Kids and Veggies: Why my kids love ’em or leave ’em

I’ve developed a relationship with the food I eat.

I don’t mean that in some weird way, just that I grow my food, preserve it, and eat from my garden’s produce year round. Not exclusively by any stretch of the imagination, no. But, I have been working toward that end.

Because of health issues that spurred me toward this relationship to the land and food production, I’ve learned something.

Store bought produce has no flavor. At best it tastes like nothing, and at worst, it’s tough and bitter. I don’t want to eat anything fitting that description, so why would a child, who is less motivated by guilt and not at all concerned with making up for that ice cream and peanut butter? They wouldn’t!

Except my kids are weird.

My kids devour vegetables. Raw, fresh in season, no chemicals, straight from our garden veggies.

But I noticed something- it’s not ALL vegetables. And I don’t even mean they love carrots, but hate broccoli. I mean they will eat MY sugar snap peas, and MY spinach, and MY green beans, and NOT what I buy in the store, unless it’s seasoned and buttered beyond recognition.


What gives food it’s flavor?

Nutrients. Minerals. Vitamins.

Not the synthetic capsuled things from the supplement aisle; the naturally occurring, in the dirt, good for you microbes and nutrients.

Our grocery stores are chalk full of food devoid of nutrition. It’s why we can eat a 10 lb salad and still be hungry- that food didn’t do anything for us; it had no nutritional value. That’s why we add meats and eggs and cheese and nuts and salad dressing- to make it taste like something and give it substance, right?

But my garden is different. My soil is different. The topsoil is created organically by wood chips composting over time into my soil. It’s aided by the most dense population of earthworms I’ve ever encountered. It’s given life by fungal hyphae running throughout the wood chip layer. And it grows the sweetest tasting vegetables I’ve ever had.

Home grown tomatoes are fabulous…but MY homegrown tomatoes? Psh. Don’t even come at me with that other stuff.

A couple things of note though.

1) my produce is generally smaller than grocery store produce. Why? It’s heirloom, organically grown, no chemicals ever. It’s not all pumped up on miracle grow- it’s food, fed from my soil, which in turn feeds me. To offset that, I grow more. Eventually as my soil continues to improve, so will the size of the produce.

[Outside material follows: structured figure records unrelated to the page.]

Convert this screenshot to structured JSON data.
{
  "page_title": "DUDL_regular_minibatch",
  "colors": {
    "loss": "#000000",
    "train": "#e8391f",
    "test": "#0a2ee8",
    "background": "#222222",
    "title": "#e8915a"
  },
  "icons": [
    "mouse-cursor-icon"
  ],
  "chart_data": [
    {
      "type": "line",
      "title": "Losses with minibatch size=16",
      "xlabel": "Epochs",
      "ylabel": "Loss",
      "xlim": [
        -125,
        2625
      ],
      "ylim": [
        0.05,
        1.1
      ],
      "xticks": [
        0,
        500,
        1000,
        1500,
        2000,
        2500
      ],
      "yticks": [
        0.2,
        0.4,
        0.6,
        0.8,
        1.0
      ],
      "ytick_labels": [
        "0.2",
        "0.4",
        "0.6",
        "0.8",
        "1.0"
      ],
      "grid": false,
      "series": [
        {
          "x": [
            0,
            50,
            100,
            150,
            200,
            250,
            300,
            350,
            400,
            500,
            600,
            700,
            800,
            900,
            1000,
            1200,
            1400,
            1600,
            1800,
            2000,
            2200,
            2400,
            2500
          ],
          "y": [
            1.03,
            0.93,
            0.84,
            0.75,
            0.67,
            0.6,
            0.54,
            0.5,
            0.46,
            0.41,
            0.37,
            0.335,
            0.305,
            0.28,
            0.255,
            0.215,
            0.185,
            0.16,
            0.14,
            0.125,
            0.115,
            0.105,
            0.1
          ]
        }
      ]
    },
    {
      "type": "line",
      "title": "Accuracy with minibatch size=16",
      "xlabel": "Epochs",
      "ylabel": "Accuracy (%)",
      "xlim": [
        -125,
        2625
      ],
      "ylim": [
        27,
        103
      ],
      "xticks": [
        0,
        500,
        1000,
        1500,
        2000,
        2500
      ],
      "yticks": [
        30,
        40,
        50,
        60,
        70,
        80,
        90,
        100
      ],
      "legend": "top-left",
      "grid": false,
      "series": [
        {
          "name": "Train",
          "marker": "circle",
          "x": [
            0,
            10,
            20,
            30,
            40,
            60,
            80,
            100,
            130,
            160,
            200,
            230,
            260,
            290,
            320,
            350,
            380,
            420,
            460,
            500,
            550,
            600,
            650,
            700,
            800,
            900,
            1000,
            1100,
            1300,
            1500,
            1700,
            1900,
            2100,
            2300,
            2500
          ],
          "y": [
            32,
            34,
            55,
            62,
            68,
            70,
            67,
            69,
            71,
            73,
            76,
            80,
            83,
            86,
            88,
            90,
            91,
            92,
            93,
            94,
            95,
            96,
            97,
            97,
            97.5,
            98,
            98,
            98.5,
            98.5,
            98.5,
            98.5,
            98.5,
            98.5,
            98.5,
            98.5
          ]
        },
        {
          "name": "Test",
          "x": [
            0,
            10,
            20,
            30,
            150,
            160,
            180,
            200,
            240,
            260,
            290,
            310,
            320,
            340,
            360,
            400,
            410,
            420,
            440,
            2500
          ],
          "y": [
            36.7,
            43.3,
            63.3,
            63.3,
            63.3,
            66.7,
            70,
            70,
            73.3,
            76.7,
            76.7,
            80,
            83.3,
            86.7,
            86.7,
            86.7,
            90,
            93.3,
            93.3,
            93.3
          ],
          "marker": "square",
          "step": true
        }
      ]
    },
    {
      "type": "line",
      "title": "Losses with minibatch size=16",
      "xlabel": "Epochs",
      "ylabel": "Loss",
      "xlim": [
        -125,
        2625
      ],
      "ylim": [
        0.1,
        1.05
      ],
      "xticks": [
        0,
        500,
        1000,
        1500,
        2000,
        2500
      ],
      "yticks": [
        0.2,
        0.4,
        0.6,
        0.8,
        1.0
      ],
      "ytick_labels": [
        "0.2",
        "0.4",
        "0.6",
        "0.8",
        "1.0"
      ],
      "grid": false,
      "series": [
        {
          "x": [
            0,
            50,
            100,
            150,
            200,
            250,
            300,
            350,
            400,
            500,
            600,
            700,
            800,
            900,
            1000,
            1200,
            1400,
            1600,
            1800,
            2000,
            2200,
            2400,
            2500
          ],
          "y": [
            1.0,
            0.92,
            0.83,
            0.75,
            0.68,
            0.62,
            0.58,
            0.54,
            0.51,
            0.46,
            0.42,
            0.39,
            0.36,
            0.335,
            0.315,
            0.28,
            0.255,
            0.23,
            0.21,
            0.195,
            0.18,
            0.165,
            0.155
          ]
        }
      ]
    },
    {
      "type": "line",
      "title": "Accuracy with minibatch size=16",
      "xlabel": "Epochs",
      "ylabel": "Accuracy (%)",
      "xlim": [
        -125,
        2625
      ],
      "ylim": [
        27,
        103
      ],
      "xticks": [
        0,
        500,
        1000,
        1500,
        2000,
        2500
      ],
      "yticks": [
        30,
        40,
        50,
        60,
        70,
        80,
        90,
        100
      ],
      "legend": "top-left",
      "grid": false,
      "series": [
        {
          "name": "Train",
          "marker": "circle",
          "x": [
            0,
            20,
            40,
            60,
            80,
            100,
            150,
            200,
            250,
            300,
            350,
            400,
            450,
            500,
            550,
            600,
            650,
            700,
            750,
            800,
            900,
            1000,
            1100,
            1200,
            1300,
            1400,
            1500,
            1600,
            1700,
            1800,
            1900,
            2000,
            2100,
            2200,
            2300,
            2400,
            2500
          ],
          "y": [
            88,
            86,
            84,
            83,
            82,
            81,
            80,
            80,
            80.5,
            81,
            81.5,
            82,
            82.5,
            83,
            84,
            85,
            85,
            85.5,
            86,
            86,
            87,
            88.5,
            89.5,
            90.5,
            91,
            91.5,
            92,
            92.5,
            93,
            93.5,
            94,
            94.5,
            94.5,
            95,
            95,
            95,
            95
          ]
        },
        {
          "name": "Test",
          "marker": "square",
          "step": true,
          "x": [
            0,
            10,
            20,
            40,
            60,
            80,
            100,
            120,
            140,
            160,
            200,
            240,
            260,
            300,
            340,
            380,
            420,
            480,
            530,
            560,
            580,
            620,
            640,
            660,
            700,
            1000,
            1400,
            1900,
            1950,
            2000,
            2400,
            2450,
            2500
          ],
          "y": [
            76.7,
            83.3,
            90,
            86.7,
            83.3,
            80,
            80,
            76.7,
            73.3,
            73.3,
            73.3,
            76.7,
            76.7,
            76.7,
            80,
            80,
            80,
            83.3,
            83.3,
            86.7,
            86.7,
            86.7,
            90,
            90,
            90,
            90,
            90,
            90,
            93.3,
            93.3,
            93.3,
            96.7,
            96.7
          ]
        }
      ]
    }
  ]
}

2) my produce has bug bites. It’s not chemically or genetically enhanced to ward off bugs. In fact, I encourage ecosystem within the garden. Bugs eat the produce, my chickens eat the bugs (and my Swiss chard, because let’s face it, it’s both beautiful and delicious.) And everyone wins (moreso the chickens).

3.) My produce has a shorter shelf life than store bought veg. I no sooner pick my romaine and carry it back to the table than it is wilted and sad. Because it’s not been sprayed with any chemicals and is organically grown, there are no artificial preservatives and the enzymes necessary to break down the food in our bodies are active immediately upon harvest. So we only pick what we need to eat (or can) and we eat it fresh! And we like it that way.

4.) My garden flourishes later and longer than others. I don’t use any artificial fertilizer so my plant starts start tiny. They don’t really flourish until the “standard” growing season. I look around and wonder how people are having tomatoes and watermelon in May, but I try not to let it get me down- anything worth having is worth the work and wait. And oh, my tomatoes and watermelons are delicious.

5.) My garden will get better and better with time and will require less and less effort because of compounding returns of the effort I put in today. That’s how God made it to be! No body wants to sit fat and happy in their early twenties, only to wake up and realize that they’re 65 and having to work 3 jobs just to make ends meet! Or at least, they shouldn’t. Nah! You knock out that hard labor when your body and health are still forgiving of the effort. That way when you’re old and tired, you can sit back and enjoy the fruit of your labor and spoil the grandbabies with the best strawberries they’ve ever had!

I’ve learned to watch my animals also. If an animal won’t eat something, especially when it comes to my dogs, who eat just about anything, there’s likely a reason. If a dog isn’t going to waste their time on what you’re eating, you probably shouldn’t either.